Home improvement loan interest
If you’ve taken out a loan to make improvements on your home, you may be able to deduct the interest on this loan. Qualifying loans are those taken out to add “capital improvements” to your home, meaning the improvement must increase your home’s value, adapt it to new uses or extend its life. New carpeting or painting are not considered capital improvements, while adding a garage, installing a water heater or building a deck are all examples of capital improvements.

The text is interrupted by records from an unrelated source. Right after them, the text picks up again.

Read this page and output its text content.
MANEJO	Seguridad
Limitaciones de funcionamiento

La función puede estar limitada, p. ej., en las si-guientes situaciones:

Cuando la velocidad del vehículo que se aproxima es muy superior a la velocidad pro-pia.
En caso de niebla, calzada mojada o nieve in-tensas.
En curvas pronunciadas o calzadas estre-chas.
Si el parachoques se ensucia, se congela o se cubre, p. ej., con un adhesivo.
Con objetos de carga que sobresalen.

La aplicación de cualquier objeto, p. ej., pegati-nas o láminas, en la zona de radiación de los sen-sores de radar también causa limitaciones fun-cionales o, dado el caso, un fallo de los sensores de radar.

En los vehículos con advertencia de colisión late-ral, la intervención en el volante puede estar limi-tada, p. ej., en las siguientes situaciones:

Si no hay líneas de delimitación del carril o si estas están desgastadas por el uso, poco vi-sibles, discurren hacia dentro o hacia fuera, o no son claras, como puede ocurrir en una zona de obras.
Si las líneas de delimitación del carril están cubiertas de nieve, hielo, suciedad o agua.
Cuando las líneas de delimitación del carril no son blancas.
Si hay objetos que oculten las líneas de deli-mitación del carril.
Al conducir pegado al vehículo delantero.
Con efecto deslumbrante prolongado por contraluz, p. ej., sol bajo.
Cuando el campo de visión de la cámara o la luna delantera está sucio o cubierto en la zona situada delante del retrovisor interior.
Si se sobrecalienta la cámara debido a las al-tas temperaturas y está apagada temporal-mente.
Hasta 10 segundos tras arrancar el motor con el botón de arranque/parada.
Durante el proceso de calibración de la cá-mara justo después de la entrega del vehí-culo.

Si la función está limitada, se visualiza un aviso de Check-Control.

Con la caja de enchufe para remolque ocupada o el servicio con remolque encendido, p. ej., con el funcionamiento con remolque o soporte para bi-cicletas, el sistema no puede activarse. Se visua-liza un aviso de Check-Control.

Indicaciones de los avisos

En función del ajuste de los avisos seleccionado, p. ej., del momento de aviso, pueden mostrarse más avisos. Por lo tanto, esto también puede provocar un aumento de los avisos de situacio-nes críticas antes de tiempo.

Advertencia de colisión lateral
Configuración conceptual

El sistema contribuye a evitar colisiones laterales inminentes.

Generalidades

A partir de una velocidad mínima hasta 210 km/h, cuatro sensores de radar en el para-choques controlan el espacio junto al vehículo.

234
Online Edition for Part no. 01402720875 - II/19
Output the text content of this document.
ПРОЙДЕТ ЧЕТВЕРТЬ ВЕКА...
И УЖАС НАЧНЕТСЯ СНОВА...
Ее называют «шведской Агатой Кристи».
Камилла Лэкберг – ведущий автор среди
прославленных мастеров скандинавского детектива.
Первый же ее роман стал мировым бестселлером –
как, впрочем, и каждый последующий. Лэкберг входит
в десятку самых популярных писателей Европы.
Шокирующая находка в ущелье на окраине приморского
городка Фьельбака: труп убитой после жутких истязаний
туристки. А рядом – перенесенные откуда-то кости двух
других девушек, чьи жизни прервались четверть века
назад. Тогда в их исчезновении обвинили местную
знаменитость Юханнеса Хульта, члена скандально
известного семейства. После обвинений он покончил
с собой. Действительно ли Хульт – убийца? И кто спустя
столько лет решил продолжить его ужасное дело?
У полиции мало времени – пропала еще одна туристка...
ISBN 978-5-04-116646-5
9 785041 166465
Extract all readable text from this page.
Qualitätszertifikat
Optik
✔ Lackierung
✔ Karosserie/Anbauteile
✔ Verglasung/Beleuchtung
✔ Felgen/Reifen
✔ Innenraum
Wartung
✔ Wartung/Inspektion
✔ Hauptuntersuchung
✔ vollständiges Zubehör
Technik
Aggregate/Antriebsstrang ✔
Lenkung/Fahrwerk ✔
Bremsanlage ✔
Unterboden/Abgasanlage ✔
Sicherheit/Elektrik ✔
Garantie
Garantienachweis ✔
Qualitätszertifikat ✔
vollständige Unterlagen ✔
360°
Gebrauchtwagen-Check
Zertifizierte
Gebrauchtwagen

Construction loan interest
If you take out a construction loan to build a home, you may qualify to deduct the interest. The IRS only allows a deduction for mortgage interest if the loan relates to a “qualified” home, which means it must either be your principal residence or a vacation home that you will use for personal purposes. You can only use this deduction for the first 24 months of the loan, even if the actual construction takes longer.
via “Own a Home? Check Out These 8 Tax Breaks” at Zillow.com
Remembering to include these homeowner tax deductions can mean more money in your pocket for 2013. If you are lucky enough to come out with a small (or large) chunk of change, consider using it to upgrade or improve your home. A small investment in your home can mean a large investment in your home’s future value.